On the other side of the training divide, the new HHMI Med into Grad Initiative has been developed to support the integration of medicine into Ph.D. graduate education. A goal of this initiative is to create a cadre of researchers who have the knowledge and skills necessary to appreciate and address clinically relevant biological problems from the perspective of basic science. The initiative has awarded $10 million to thirteen institutions to foster this integration. For example, Stanford University will initiate a Masters of Medicine program that offers a formal pre-clinical medical curriculum to students admitted to any of the institution's Ph.D. training programs. The students will have a physician co-mentor who will help them formulate clinically meaningful questions for their dissertation research. In a related but somewhat different approach, Rice University will partner with the University of Texas M.D. Anderson Cancer Center to develop a training program for bioengineering Ph.D. students. This program will integrate courses in bioengineering, biology, and medicine; require clinical internships; and encourage jointly mentored Ph.D. projects.

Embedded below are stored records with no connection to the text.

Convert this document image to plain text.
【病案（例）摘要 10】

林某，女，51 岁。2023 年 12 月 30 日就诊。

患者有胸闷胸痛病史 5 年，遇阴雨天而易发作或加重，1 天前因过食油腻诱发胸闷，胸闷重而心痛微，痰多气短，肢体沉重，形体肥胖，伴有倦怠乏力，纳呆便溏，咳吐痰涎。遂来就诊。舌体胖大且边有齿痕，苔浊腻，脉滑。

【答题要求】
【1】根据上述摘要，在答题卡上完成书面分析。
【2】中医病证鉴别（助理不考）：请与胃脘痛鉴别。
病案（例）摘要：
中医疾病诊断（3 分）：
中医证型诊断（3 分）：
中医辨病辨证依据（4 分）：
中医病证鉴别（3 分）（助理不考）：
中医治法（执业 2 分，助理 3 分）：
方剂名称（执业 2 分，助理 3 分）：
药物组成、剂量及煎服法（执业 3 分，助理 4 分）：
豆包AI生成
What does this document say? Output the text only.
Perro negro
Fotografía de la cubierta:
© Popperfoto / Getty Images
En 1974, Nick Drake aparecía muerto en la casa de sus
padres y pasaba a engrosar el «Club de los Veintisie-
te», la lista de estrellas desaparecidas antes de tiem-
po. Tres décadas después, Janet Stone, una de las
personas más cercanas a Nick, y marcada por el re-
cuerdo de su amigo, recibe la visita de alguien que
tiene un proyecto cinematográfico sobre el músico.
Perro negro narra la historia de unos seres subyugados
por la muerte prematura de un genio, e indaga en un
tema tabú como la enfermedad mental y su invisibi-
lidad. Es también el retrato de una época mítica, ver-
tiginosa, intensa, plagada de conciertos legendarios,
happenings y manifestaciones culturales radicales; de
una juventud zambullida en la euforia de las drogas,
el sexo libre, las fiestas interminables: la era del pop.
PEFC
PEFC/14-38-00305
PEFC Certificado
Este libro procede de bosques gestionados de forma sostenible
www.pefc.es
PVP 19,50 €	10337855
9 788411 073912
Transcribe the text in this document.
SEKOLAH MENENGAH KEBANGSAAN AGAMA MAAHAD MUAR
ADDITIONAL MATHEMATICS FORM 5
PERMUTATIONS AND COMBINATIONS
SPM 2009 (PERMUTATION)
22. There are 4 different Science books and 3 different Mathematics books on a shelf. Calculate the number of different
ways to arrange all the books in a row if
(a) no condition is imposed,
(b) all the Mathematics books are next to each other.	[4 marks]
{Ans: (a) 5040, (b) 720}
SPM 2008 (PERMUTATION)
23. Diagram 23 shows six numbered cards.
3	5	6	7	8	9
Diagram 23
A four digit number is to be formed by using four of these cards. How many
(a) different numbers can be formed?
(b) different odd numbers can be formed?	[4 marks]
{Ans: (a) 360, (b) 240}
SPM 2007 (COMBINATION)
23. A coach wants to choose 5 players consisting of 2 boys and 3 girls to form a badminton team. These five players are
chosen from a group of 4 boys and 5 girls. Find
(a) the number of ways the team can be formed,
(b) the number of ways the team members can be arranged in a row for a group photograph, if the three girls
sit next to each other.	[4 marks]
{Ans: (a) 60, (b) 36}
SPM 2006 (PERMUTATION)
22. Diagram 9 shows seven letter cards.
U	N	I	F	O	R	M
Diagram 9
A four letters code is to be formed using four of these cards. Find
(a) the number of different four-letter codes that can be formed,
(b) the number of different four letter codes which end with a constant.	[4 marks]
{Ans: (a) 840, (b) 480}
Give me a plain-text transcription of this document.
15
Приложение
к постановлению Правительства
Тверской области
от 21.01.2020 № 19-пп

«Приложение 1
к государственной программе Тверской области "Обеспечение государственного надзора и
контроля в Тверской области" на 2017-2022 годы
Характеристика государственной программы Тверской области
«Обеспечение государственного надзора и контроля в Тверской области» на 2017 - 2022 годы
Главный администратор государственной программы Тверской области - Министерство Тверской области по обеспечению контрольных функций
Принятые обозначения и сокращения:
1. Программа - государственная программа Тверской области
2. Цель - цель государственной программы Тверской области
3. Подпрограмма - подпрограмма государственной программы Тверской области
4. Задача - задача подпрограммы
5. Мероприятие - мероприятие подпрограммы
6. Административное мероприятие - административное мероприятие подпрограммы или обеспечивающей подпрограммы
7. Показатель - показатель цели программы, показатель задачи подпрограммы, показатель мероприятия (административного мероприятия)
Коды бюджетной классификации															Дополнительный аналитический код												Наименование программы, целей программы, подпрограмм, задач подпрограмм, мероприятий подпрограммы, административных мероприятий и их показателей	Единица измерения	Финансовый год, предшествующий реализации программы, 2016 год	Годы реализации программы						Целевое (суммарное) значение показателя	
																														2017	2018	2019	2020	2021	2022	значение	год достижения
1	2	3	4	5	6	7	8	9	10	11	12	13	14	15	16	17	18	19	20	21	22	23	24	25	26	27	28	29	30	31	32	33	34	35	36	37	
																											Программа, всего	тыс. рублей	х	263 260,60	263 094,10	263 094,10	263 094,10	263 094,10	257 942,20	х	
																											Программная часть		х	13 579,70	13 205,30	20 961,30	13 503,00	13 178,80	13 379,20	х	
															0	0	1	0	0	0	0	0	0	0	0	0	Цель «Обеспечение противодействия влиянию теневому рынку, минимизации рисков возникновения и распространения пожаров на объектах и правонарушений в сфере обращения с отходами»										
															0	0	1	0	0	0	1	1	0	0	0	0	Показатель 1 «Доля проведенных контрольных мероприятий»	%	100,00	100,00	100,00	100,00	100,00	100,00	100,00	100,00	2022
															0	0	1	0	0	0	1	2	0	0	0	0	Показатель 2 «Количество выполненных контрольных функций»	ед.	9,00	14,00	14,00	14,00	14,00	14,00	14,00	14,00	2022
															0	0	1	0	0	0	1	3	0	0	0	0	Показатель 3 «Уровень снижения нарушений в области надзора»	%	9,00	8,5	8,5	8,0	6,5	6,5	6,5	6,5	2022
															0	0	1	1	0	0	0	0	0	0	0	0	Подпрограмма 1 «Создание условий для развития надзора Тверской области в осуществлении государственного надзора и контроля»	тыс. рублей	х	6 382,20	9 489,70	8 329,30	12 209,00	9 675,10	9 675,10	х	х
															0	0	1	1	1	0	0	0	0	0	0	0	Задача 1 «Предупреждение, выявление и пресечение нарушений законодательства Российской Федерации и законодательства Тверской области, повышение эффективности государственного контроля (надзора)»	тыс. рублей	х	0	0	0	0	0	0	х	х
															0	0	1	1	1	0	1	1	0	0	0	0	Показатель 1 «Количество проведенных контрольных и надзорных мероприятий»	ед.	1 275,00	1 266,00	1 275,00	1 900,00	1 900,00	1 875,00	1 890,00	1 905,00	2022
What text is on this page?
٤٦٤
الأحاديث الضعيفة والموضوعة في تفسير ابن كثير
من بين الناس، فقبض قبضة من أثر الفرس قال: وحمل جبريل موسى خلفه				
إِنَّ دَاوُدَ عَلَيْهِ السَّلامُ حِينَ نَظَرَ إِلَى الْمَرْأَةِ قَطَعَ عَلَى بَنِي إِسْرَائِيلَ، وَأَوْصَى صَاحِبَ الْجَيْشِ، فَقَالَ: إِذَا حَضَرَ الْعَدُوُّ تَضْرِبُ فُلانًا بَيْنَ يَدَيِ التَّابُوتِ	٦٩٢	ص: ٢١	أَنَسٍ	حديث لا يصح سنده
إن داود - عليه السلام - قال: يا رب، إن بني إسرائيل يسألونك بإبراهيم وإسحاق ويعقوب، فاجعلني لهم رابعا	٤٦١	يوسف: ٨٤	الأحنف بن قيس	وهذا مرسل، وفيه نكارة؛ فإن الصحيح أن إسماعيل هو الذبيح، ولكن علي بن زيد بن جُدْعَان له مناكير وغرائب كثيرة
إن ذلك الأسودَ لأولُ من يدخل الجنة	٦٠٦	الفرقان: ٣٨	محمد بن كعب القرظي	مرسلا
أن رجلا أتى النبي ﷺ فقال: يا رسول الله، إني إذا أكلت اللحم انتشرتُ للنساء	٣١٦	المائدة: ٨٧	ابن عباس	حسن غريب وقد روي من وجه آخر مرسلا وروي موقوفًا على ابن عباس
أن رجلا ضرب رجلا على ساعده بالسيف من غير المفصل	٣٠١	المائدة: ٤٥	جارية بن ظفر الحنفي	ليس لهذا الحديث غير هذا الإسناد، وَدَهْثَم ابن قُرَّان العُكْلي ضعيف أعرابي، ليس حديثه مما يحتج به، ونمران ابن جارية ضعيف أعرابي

Common to all of the supported programs is a vision of fundamental science being marshaled to address clinically relevant questions, usually by forming bridges between clinical and basic faculty. It is our hope that beyond graduate thesis research projects that connect bench to bed, these programs will create lasting ties between basic and clinical departments and yield a new cadre of scientists who go forward practicing and teaching collaborative science as they in turn become the faculty of the future. We anticipate that these new scientists will appreciate which biological problems are of the greatest clinical relevance and will be positioned to apply new biological knowledge to create tools for improved human health.
In summary, it is clear that modern medicine is increasingly based on science and that exciting and fulfilling new science can be applied to medicine. More programs are needed that incorporate training at the interfaces of disciplines to create lasting collaborations among diverse practitioners. Students are powerful innovators and connectors, forcing fresh ideas and practices to come together. Private philanthropy is perfectly suited to catalyze new experiments in education; the need and opportunity is there to do much more.
Peter J. Bruns is vice president for grants and special programs at the Howard Hughes Medical Institute, a nonprofit medical research organization with hundreds of biomedical scientists working at the forefront of their fields.